Upstairs, 14,000 square feet of maple dance floor was refurbished, too, and welcomes concerts, parties, special events and more.

Building community

Surrounding the Farmers Market District’s centerpiece are Power House bar and farm-to-table eatery, Urban Agrarian local food market and wholesale distributor, Rewind Pub, The Loaded Bowl vegan restaurant, Pam’s Plants and Produce, Oklahoma Food Cooperative, Silo creativity boutique and more.

The McAnallys also are managing members of Delmar Gardens Food Truck Park, which recently launched for the season at 1225 SW Second St.

The district now draws crowds like it did decades ago, said Jody McAnally, and the park also hosts an eclectic collection of eateries and special events, including farm-to-table dinners presented by Urban Agrarian.

“Food truck parks are an integral gathering place, and most of the larger cities have really good ones,” she said. “We’re going to bring the area back to its original history as a food hub. It’s a natural extension of what we do, plus the addition is a nice homage to the history of the area.”

Urban Agrarian founder Matthew Burch has operated his Farmers Market District shop since 2008. He recently scaled back his business and operating hours after last year’s turbulent sales year. It’s still open 10 a.m.-6 p.m. daily. Additionally, Burch said he and his employees still deliver nut mixes, probiotic foods, dairy, produce and meats to Oklahoma City Thunder, Dodgers and Blue sports teams via A Good Egg Dining Group’s Sports Nutrition division.

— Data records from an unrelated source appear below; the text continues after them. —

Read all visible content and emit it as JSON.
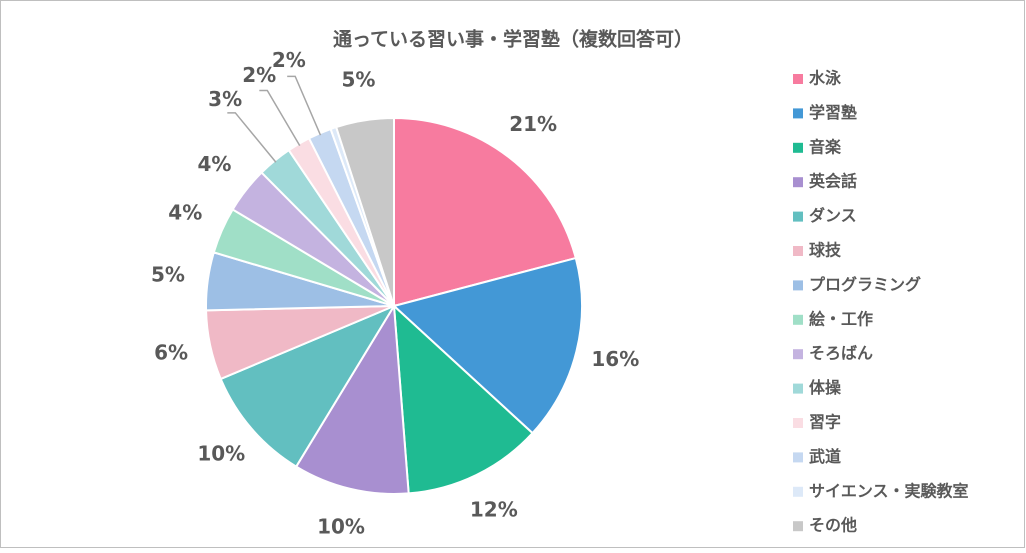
{
  "chart_data": {
    "type": "pie",
    "title": "通っている習い事・学習塾（複数回答可）",
    "categories": [
      "水泳",
      "学習塾",
      "音楽",
      "英会話",
      "ダンス",
      "球技",
      "プログラミング",
      "絵・工作",
      "そろばん",
      "体操",
      "習字",
      "武道",
      "サイエンス・実験教室",
      "その他"
    ],
    "values": [
      21,
      16,
      12,
      10,
      10,
      6,
      5,
      4,
      4,
      3,
      2,
      2,
      0.5,
      5
    ],
    "value_labels": [
      "21%",
      "16%",
      "12%",
      "10%",
      "10%",
      "6%",
      "5%",
      "4%",
      "4%",
      "3%",
      "2%",
      "2%",
      null,
      "5%"
    ],
    "colors": [
      "#f77b9f",
      "#4398d6",
      "#1fbb92",
      "#a88fd0",
      "#62bfc0",
      "#f0b9c6",
      "#9dbfe5",
      "#a0dfc7",
      "#c4b3e0",
      "#a0d9d9",
      "#fadde3",
      "#c5d8f1",
      "#dde9f8",
      "#c8c8c8"
    ],
    "legend": "right"
  }
}
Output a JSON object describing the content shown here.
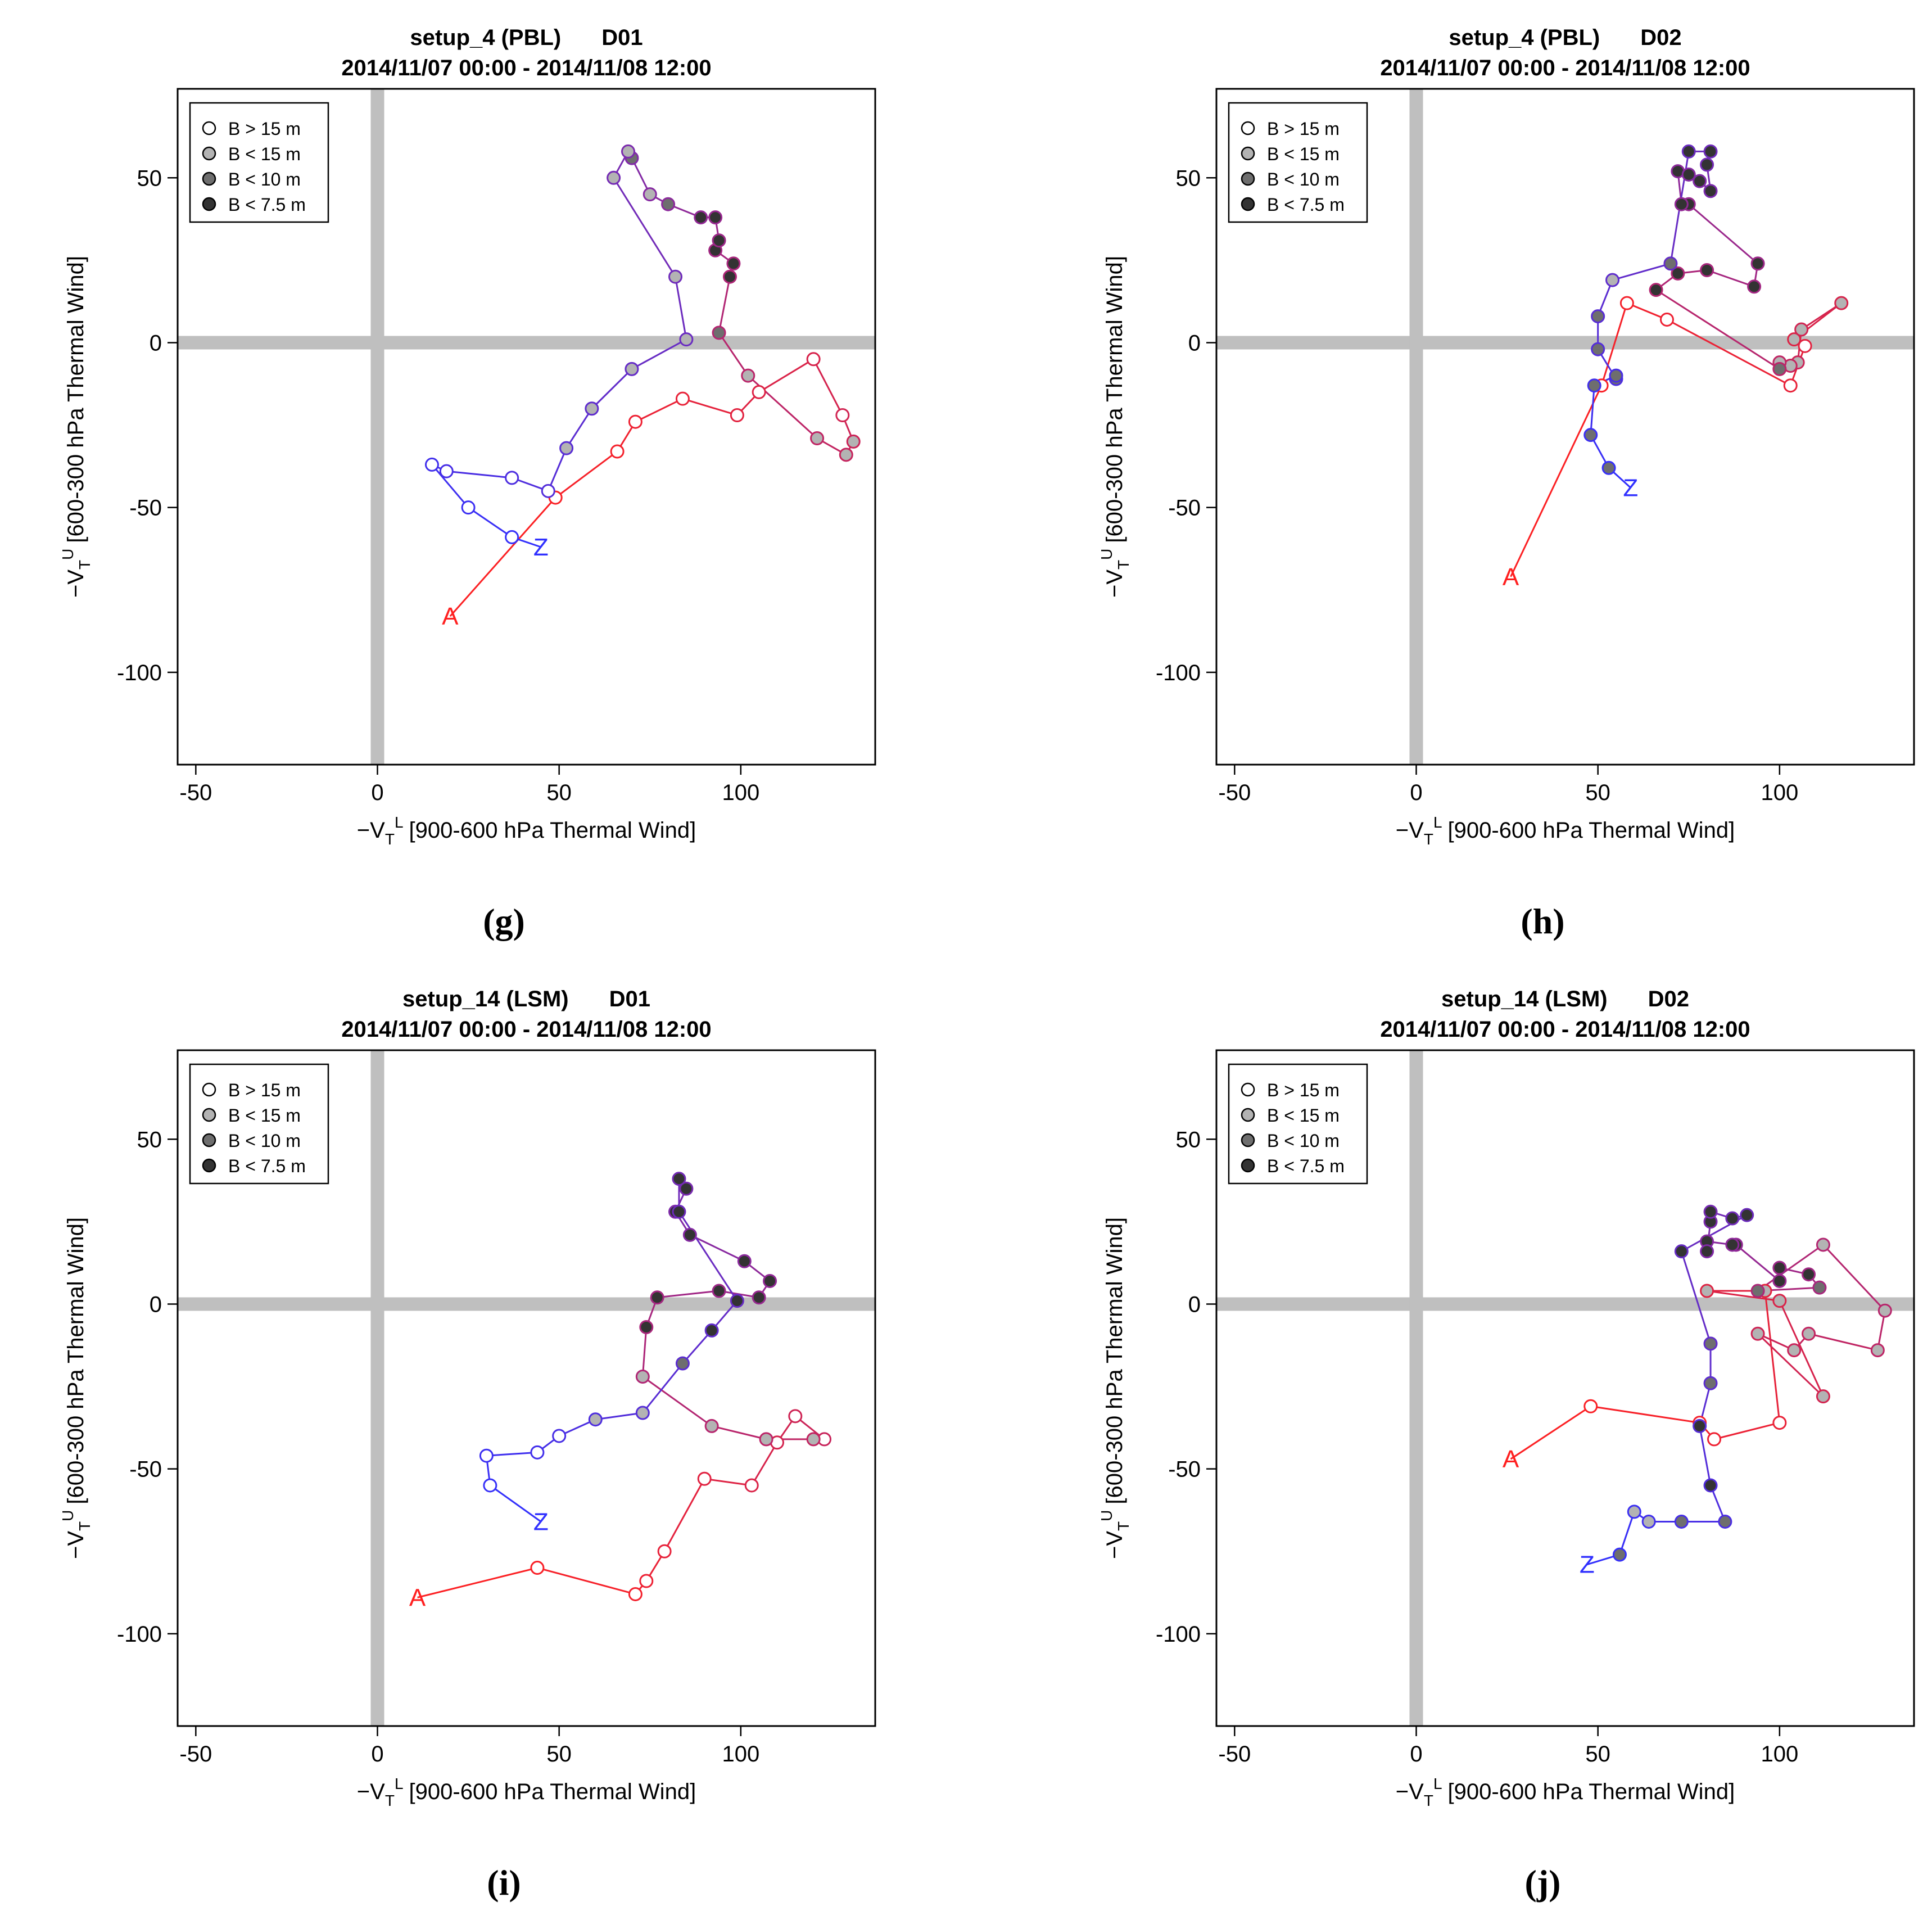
{
  "legend": {
    "entries": [
      {
        "label": "B > 15 m",
        "fill": "#ffffff"
      },
      {
        "label": "B < 15 m",
        "fill": "#b3b3b3"
      },
      {
        "label": "B < 10 m",
        "fill": "#6e6e6e"
      },
      {
        "label": "B < 7.5 m",
        "fill": "#333333"
      }
    ]
  },
  "colors": {
    "start": "#ff2020",
    "end": "#3030ff",
    "crosshair": "#bfbfbf"
  },
  "chart_data": [
    {
      "type": "line",
      "panel_label": "(g)",
      "title_setup": "setup_4 (PBL)",
      "title_domain": "D01",
      "subtitle": "2014/11/07 00:00 - 2014/11/08 12:00",
      "xlabel": "[900-600 hPa Thermal Wind]",
      "ylabel": "[600-300 hPa Thermal Wind]",
      "xlim": [
        -55,
        137
      ],
      "ylim": [
        -128,
        77
      ],
      "xticks": [
        -50,
        0,
        50,
        100
      ],
      "xtick_labels": [
        "-50",
        "0",
        "50",
        "100"
      ],
      "yticks": [
        -100,
        -50,
        0,
        50
      ],
      "ytick_labels": [
        "-100",
        "-50",
        "0",
        "50"
      ],
      "start_label": "A",
      "end_label": "Z",
      "points": [
        {
          "x": 20,
          "y": -83,
          "b": -1
        },
        {
          "x": 49,
          "y": -47,
          "b": 0
        },
        {
          "x": 66,
          "y": -33,
          "b": 0
        },
        {
          "x": 71,
          "y": -24,
          "b": 0
        },
        {
          "x": 84,
          "y": -17,
          "b": 0
        },
        {
          "x": 99,
          "y": -22,
          "b": 0
        },
        {
          "x": 105,
          "y": -15,
          "b": 0
        },
        {
          "x": 120,
          "y": -5,
          "b": 0
        },
        {
          "x": 128,
          "y": -22,
          "b": 0
        },
        {
          "x": 131,
          "y": -30,
          "b": 1
        },
        {
          "x": 129,
          "y": -34,
          "b": 1
        },
        {
          "x": 121,
          "y": -29,
          "b": 1
        },
        {
          "x": 102,
          "y": -10,
          "b": 1
        },
        {
          "x": 94,
          "y": 3,
          "b": 2
        },
        {
          "x": 97,
          "y": 20,
          "b": 3
        },
        {
          "x": 98,
          "y": 24,
          "b": 3
        },
        {
          "x": 93,
          "y": 28,
          "b": 3
        },
        {
          "x": 94,
          "y": 31,
          "b": 3
        },
        {
          "x": 93,
          "y": 38,
          "b": 3
        },
        {
          "x": 89,
          "y": 38,
          "b": 3
        },
        {
          "x": 80,
          "y": 42,
          "b": 2
        },
        {
          "x": 75,
          "y": 45,
          "b": 1
        },
        {
          "x": 70,
          "y": 56,
          "b": 2
        },
        {
          "x": 69,
          "y": 58,
          "b": 1
        },
        {
          "x": 65,
          "y": 50,
          "b": 1
        },
        {
          "x": 82,
          "y": 20,
          "b": 1
        },
        {
          "x": 85,
          "y": 1,
          "b": 1
        },
        {
          "x": 70,
          "y": -8,
          "b": 1
        },
        {
          "x": 59,
          "y": -20,
          "b": 1
        },
        {
          "x": 52,
          "y": -32,
          "b": 1
        },
        {
          "x": 47,
          "y": -45,
          "b": 0
        },
        {
          "x": 37,
          "y": -41,
          "b": 0
        },
        {
          "x": 19,
          "y": -39,
          "b": 0
        },
        {
          "x": 15,
          "y": -37,
          "b": 0
        },
        {
          "x": 25,
          "y": -50,
          "b": 0
        },
        {
          "x": 37,
          "y": -59,
          "b": 0
        },
        {
          "x": 45,
          "y": -62,
          "b": -1
        }
      ]
    },
    {
      "type": "line",
      "panel_label": "(h)",
      "title_setup": "setup_4 (PBL)",
      "title_domain": "D02",
      "subtitle": "2014/11/07 00:00 - 2014/11/08 12:00",
      "xlabel": "[900-600 hPa Thermal Wind]",
      "ylabel": "[600-300 hPa Thermal Wind]",
      "xlim": [
        -55,
        137
      ],
      "ylim": [
        -128,
        77
      ],
      "xticks": [
        -50,
        0,
        50,
        100
      ],
      "xtick_labels": [
        "-50",
        "0",
        "50",
        "100"
      ],
      "yticks": [
        -100,
        -50,
        0,
        50
      ],
      "ytick_labels": [
        "-100",
        "-50",
        "0",
        "50"
      ],
      "start_label": "A",
      "end_label": "Z",
      "points": [
        {
          "x": 26,
          "y": -71,
          "b": -1
        },
        {
          "x": 51,
          "y": -13,
          "b": 0
        },
        {
          "x": 58,
          "y": 12,
          "b": 0
        },
        {
          "x": 69,
          "y": 7,
          "b": 0
        },
        {
          "x": 103,
          "y": -13,
          "b": 0
        },
        {
          "x": 107,
          "y": -1,
          "b": 0
        },
        {
          "x": 104,
          "y": 1,
          "b": 1
        },
        {
          "x": 117,
          "y": 12,
          "b": 1
        },
        {
          "x": 106,
          "y": 4,
          "b": 1
        },
        {
          "x": 105,
          "y": -6,
          "b": 1
        },
        {
          "x": 103,
          "y": -7,
          "b": 1
        },
        {
          "x": 100,
          "y": -6,
          "b": 1
        },
        {
          "x": 100,
          "y": -8,
          "b": 2
        },
        {
          "x": 66,
          "y": 16,
          "b": 3
        },
        {
          "x": 72,
          "y": 21,
          "b": 3
        },
        {
          "x": 80,
          "y": 22,
          "b": 3
        },
        {
          "x": 93,
          "y": 17,
          "b": 3
        },
        {
          "x": 94,
          "y": 24,
          "b": 3
        },
        {
          "x": 75,
          "y": 42,
          "b": 3
        },
        {
          "x": 73,
          "y": 42,
          "b": 3
        },
        {
          "x": 72,
          "y": 52,
          "b": 3
        },
        {
          "x": 75,
          "y": 51,
          "b": 3
        },
        {
          "x": 78,
          "y": 49,
          "b": 3
        },
        {
          "x": 81,
          "y": 46,
          "b": 3
        },
        {
          "x": 80,
          "y": 54,
          "b": 3
        },
        {
          "x": 81,
          "y": 58,
          "b": 3
        },
        {
          "x": 75,
          "y": 58,
          "b": 3
        },
        {
          "x": 70,
          "y": 24,
          "b": 2
        },
        {
          "x": 54,
          "y": 19,
          "b": 1
        },
        {
          "x": 50,
          "y": 8,
          "b": 2
        },
        {
          "x": 50,
          "y": -2,
          "b": 2
        },
        {
          "x": 55,
          "y": -11,
          "b": 2
        },
        {
          "x": 55,
          "y": -10,
          "b": 2
        },
        {
          "x": 49,
          "y": -13,
          "b": 2
        },
        {
          "x": 48,
          "y": -28,
          "b": 2
        },
        {
          "x": 53,
          "y": -38,
          "b": 2
        },
        {
          "x": 59,
          "y": -44,
          "b": -1
        }
      ]
    },
    {
      "type": "line",
      "panel_label": "(i)",
      "title_setup": "setup_14 (LSM)",
      "title_domain": "D01",
      "subtitle": "2014/11/07 00:00 - 2014/11/08 12:00",
      "xlabel": "[900-600 hPa Thermal Wind]",
      "ylabel": "[600-300 hPa Thermal Wind]",
      "xlim": [
        -55,
        137
      ],
      "ylim": [
        -128,
        77
      ],
      "xticks": [
        -50,
        0,
        50,
        100
      ],
      "xtick_labels": [
        "-50",
        "0",
        "50",
        "100"
      ],
      "yticks": [
        -100,
        -50,
        0,
        50
      ],
      "ytick_labels": [
        "-100",
        "-50",
        "0",
        "50"
      ],
      "start_label": "A",
      "end_label": "Z",
      "points": [
        {
          "x": 11,
          "y": -89,
          "b": -1
        },
        {
          "x": 44,
          "y": -80,
          "b": 0
        },
        {
          "x": 71,
          "y": -88,
          "b": 0
        },
        {
          "x": 74,
          "y": -84,
          "b": 0
        },
        {
          "x": 79,
          "y": -75,
          "b": 0
        },
        {
          "x": 90,
          "y": -53,
          "b": 0
        },
        {
          "x": 103,
          "y": -55,
          "b": 0
        },
        {
          "x": 110,
          "y": -42,
          "b": 0
        },
        {
          "x": 115,
          "y": -34,
          "b": 0
        },
        {
          "x": 123,
          "y": -41,
          "b": 0
        },
        {
          "x": 120,
          "y": -41,
          "b": 1
        },
        {
          "x": 107,
          "y": -41,
          "b": 1
        },
        {
          "x": 92,
          "y": -37,
          "b": 1
        },
        {
          "x": 73,
          "y": -22,
          "b": 1
        },
        {
          "x": 74,
          "y": -7,
          "b": 3
        },
        {
          "x": 77,
          "y": 2,
          "b": 3
        },
        {
          "x": 94,
          "y": 4,
          "b": 3
        },
        {
          "x": 105,
          "y": 2,
          "b": 3
        },
        {
          "x": 108,
          "y": 7,
          "b": 3
        },
        {
          "x": 101,
          "y": 13,
          "b": 3
        },
        {
          "x": 86,
          "y": 21,
          "b": 3
        },
        {
          "x": 82,
          "y": 28,
          "b": 3
        },
        {
          "x": 85,
          "y": 35,
          "b": 3
        },
        {
          "x": 83,
          "y": 38,
          "b": 3
        },
        {
          "x": 83,
          "y": 28,
          "b": 3
        },
        {
          "x": 99,
          "y": 1,
          "b": 3
        },
        {
          "x": 92,
          "y": -8,
          "b": 3
        },
        {
          "x": 84,
          "y": -18,
          "b": 2
        },
        {
          "x": 73,
          "y": -33,
          "b": 1
        },
        {
          "x": 60,
          "y": -35,
          "b": 1
        },
        {
          "x": 50,
          "y": -40,
          "b": 0
        },
        {
          "x": 44,
          "y": -45,
          "b": 0
        },
        {
          "x": 30,
          "y": -46,
          "b": 0
        },
        {
          "x": 31,
          "y": -55,
          "b": 0
        },
        {
          "x": 45,
          "y": -66,
          "b": -1
        }
      ]
    },
    {
      "type": "line",
      "panel_label": "(j)",
      "title_setup": "setup_14 (LSM)",
      "title_domain": "D02",
      "subtitle": "2014/11/07 00:00 - 2014/11/08 12:00",
      "xlabel": "[900-600 hPa Thermal Wind]",
      "ylabel": "[600-300 hPa Thermal Wind]",
      "xlim": [
        -55,
        137
      ],
      "ylim": [
        -128,
        77
      ],
      "xticks": [
        -50,
        0,
        50,
        100
      ],
      "xtick_labels": [
        "-50",
        "0",
        "50",
        "100"
      ],
      "yticks": [
        -100,
        -50,
        0,
        50
      ],
      "ytick_labels": [
        "-100",
        "-50",
        "0",
        "50"
      ],
      "start_label": "A",
      "end_label": "Z",
      "points": [
        {
          "x": 26,
          "y": -47,
          "b": -1
        },
        {
          "x": 48,
          "y": -31,
          "b": 0
        },
        {
          "x": 78,
          "y": -36,
          "b": 0
        },
        {
          "x": 82,
          "y": -41,
          "b": 0
        },
        {
          "x": 100,
          "y": -36,
          "b": 0
        },
        {
          "x": 96,
          "y": 4,
          "b": 1
        },
        {
          "x": 80,
          "y": 4,
          "b": 1
        },
        {
          "x": 100,
          "y": 1,
          "b": 1
        },
        {
          "x": 112,
          "y": -28,
          "b": 1
        },
        {
          "x": 94,
          "y": -9,
          "b": 1
        },
        {
          "x": 104,
          "y": -14,
          "b": 1
        },
        {
          "x": 108,
          "y": -9,
          "b": 1
        },
        {
          "x": 127,
          "y": -14,
          "b": 1
        },
        {
          "x": 129,
          "y": -2,
          "b": 1
        },
        {
          "x": 112,
          "y": 18,
          "b": 1
        },
        {
          "x": 94,
          "y": 4,
          "b": 2
        },
        {
          "x": 111,
          "y": 5,
          "b": 2
        },
        {
          "x": 108,
          "y": 9,
          "b": 3
        },
        {
          "x": 100,
          "y": 11,
          "b": 3
        },
        {
          "x": 100,
          "y": 7,
          "b": 3
        },
        {
          "x": 88,
          "y": 18,
          "b": 3
        },
        {
          "x": 87,
          "y": 18,
          "b": 3
        },
        {
          "x": 80,
          "y": 19,
          "b": 3
        },
        {
          "x": 80,
          "y": 16,
          "b": 3
        },
        {
          "x": 81,
          "y": 25,
          "b": 3
        },
        {
          "x": 81,
          "y": 28,
          "b": 3
        },
        {
          "x": 87,
          "y": 26,
          "b": 3
        },
        {
          "x": 91,
          "y": 27,
          "b": 3
        },
        {
          "x": 73,
          "y": 16,
          "b": 3
        },
        {
          "x": 81,
          "y": -12,
          "b": 2
        },
        {
          "x": 81,
          "y": -24,
          "b": 2
        },
        {
          "x": 78,
          "y": -37,
          "b": 3
        },
        {
          "x": 81,
          "y": -55,
          "b": 3
        },
        {
          "x": 85,
          "y": -66,
          "b": 2
        },
        {
          "x": 73,
          "y": -66,
          "b": 2
        },
        {
          "x": 64,
          "y": -66,
          "b": 1
        },
        {
          "x": 60,
          "y": -63,
          "b": 1
        },
        {
          "x": 56,
          "y": -76,
          "b": 2
        },
        {
          "x": 47,
          "y": -79,
          "b": -1
        }
      ]
    }
  ]
}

His business also regularly hosts booths at metro area farmers market events.

Burch and district business leaders get together often to discuss options and pitch calendar ideas. He said he’s excited that Andrea Koester, OKC Farmers Public Market marketing coordinator, is organizing Delmar Sunday Market events, which run 10 a.m.-2 p.m. each Sunday beginning May 7, in the district.

“I love the work, the offerings and the customers,” Burch said. “Andrea used to help me organize our farm-to-table dinners, and I’m happy she’s organizing the Sunday market.”

Delmar Sunday Market events will feature family-friendly offerings, including food demonstrations and a youth activity booth. Koester said downtown needs the district and its farmers markets because the neighborhoods that surround it lack options for locally sourced, fresh food.

“It’s a food desert over there,” Koester said. “We are working with Oklahoma Child Nutrition Services and the Oklahoma Department of Human Services’ Supplemental Nutrition Assistance Program (SNAP) to help low-income families purchase nutritious food from authorized stores like ours.”

Delmar Gardens Food Truck Park Fourth Friday runs 6-9 p.m. April 28 and return each month through October, said Fourth Friday marketing coordinator Kerry Myers. The events offer pop-up shops, children’s games, live music and more at Delmar Gardens Food Truck Park.

She hopes the monthly events help establish the venue as “one of the go-to destinations in Oklahoma City.”

Print headline: Gardens fresh, Downtown OKC’s Farmers Market District retains its organic history while expanding to serve today’s diverse communities.